As a final publication, the More-than-Planet Atlas will map out all the planetary imaginaries identified within the project in a visually appealing way with designed schematics, iconic images, and articles. While the project runs, the More-than-Planet Atlas will slowly be filled with planetary imaginaries, insights and essays. The Atlas will remain a reference book long after the project has ended, for organisations and professionals in art, research and space innovation.
The More-than-planet Atlas will equip European researchers, creatives, artists and designers with understandings and tools with which they can better engage citizens to contribute to socio-environmental transitions towards building heterogenous and inclusive understandings and expressions of shared planetary views, concerns, interests and heritage.
Societally inclusive environmental concepts
Western environmental concepts historically transitioned from imperial and colonial histories toward the modern globalism and contemporary geopolitics of the terrestrial and planetary (Likavčan, 2019). Within such development it is usually forgotten that today's dominant Earth systems science that emerged at some point, was established, but also critically assessed through time. This last step provides an opportunity transitioning toward more societally inclusive environmental concepts, mainly those emerging from the philosophy of science and science technology studies.
The main difference between them is that the exclusively scientific approach takes the human out of the equation or neutralises it with generalised terms like the Anthropos. On the other side, societally sensitive environmental studies also look at hidden power structures (Bureau d'Etudes, 2015), non-human entities becoming tangled up with human infrastructure projects (Tsing, 2021), a fragile thick layer of Earth critically transformed by life (Latour, 2020), or just entanglements that resist systematisation—like in more-than-human studies (Jaque et al., 2021).
Ways of mattering
Since it matters which planet or environmental concept is portrayed (and which one is not), the More-than-Planet project aims to research how mattering (Law, 2004) can contribute to societally more inclusive environmental imaginaries. Mattering stands here as a study of how making facts and values is inevitably intertwined, and what cultural and societal arrangements (Haraway, 1991) can be built on top of that.
In a manner to sensitise citizens to environmental troubles, dominant matters-of-fact governed by science and matters-of-interest managed by industry and governments will be prioritised by matters-of-concern (Latour, 2004) and matters-of-care (Bellacasa, 2017).
Understanding the diversity of drivers behind environmental concepts will contribute to better accessibility of transdisciplinary environmental knowledge and provide agency to people as actors of change.

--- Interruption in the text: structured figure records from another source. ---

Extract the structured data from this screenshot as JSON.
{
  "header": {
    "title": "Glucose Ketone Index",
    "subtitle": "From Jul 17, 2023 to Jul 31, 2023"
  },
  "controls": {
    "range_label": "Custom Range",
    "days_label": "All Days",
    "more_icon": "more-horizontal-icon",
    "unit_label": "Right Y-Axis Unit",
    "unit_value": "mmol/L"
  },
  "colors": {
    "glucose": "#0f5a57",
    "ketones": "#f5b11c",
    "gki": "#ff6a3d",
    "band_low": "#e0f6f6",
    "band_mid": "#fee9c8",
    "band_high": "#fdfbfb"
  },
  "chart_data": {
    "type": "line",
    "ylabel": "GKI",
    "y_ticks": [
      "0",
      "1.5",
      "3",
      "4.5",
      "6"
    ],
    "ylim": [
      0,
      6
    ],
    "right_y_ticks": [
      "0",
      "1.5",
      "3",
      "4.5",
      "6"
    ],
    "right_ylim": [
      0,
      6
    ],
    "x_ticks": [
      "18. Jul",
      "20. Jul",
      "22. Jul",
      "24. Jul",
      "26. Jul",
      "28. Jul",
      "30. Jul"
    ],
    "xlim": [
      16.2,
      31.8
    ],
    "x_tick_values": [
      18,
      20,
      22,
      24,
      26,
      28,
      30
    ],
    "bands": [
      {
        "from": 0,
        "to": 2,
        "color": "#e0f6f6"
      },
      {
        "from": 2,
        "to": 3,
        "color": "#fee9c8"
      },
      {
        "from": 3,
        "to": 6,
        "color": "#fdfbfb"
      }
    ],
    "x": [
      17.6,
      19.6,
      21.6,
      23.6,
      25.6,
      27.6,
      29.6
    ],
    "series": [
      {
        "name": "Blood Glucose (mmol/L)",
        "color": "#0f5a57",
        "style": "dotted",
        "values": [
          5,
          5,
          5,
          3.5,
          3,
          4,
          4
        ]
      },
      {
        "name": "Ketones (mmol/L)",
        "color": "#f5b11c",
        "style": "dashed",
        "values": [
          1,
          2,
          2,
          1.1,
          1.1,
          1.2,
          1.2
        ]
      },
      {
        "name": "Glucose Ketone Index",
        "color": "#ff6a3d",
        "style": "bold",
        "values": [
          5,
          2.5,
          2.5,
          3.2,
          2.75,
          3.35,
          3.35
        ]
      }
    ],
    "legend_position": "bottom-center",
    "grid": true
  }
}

In parallel with environmental concepts, iconic images of Earth contributed to a modern understanding of a planet as a conceptual whole: Blue Marble, Pale Blue Dot, Earthrise and Overview Effect all depicted Earth as all-we-have, but still in a very generalised way. On the other hand, media studies and artists also explore Earth as an interface (ART+COM, 1994), a parametric future landscape (Brain, 2018), a vertical public space (Parks, 2005, 2013), critical environments (Forensic Architecture, 2020) or visual policymaking imaginaries (Territorial Agency, 2020).
Such examples overcame the concept of Earth as a neutral and systemised object of scientific observation while revealing technologies and data infrastructures underlying the mediation of Earth as a planetary concept. They demonstrate how artists - in a creative and concerned way - use the same tools as scientists, yet are better at identifying matters closer to citizens, especially those who face a variety of social and environmental troubles.
Although the epistemological base of environmental sciences, humanities, and arts are highly advanced in their respective fields, there is still a need to improve an understanding of how they can collectively contribute to societally inclusive planetary and environmental imaginaries.
- Which common environmental concepts are identifiable in contemporary environmental research agendas as well as planetary and environmental imaginaries (imaginaries as creative, cultural and social expressions across diverse media and practices)? How do they relate to ways of mattering, to the use and development of new technologies and infrastructures used for the production of planetary imaginaries?
- Which methods, technologies, and skills are needed for the creative sector to develop societally inclusive planetary imaginaries? What should be the structure of a Planetary Public Stack (that enables societally inclusive planetary imaginaries)?
- How can the creative sector empower citizens and the civil sector to contribute to the development of societally inclusive planetary conceptions, strengthen cultural- environmental literacy and comparative planetary imaginary, in other words to contribute to environmental transitions? What kind of research and innovation framework is required for more civil and public benefits?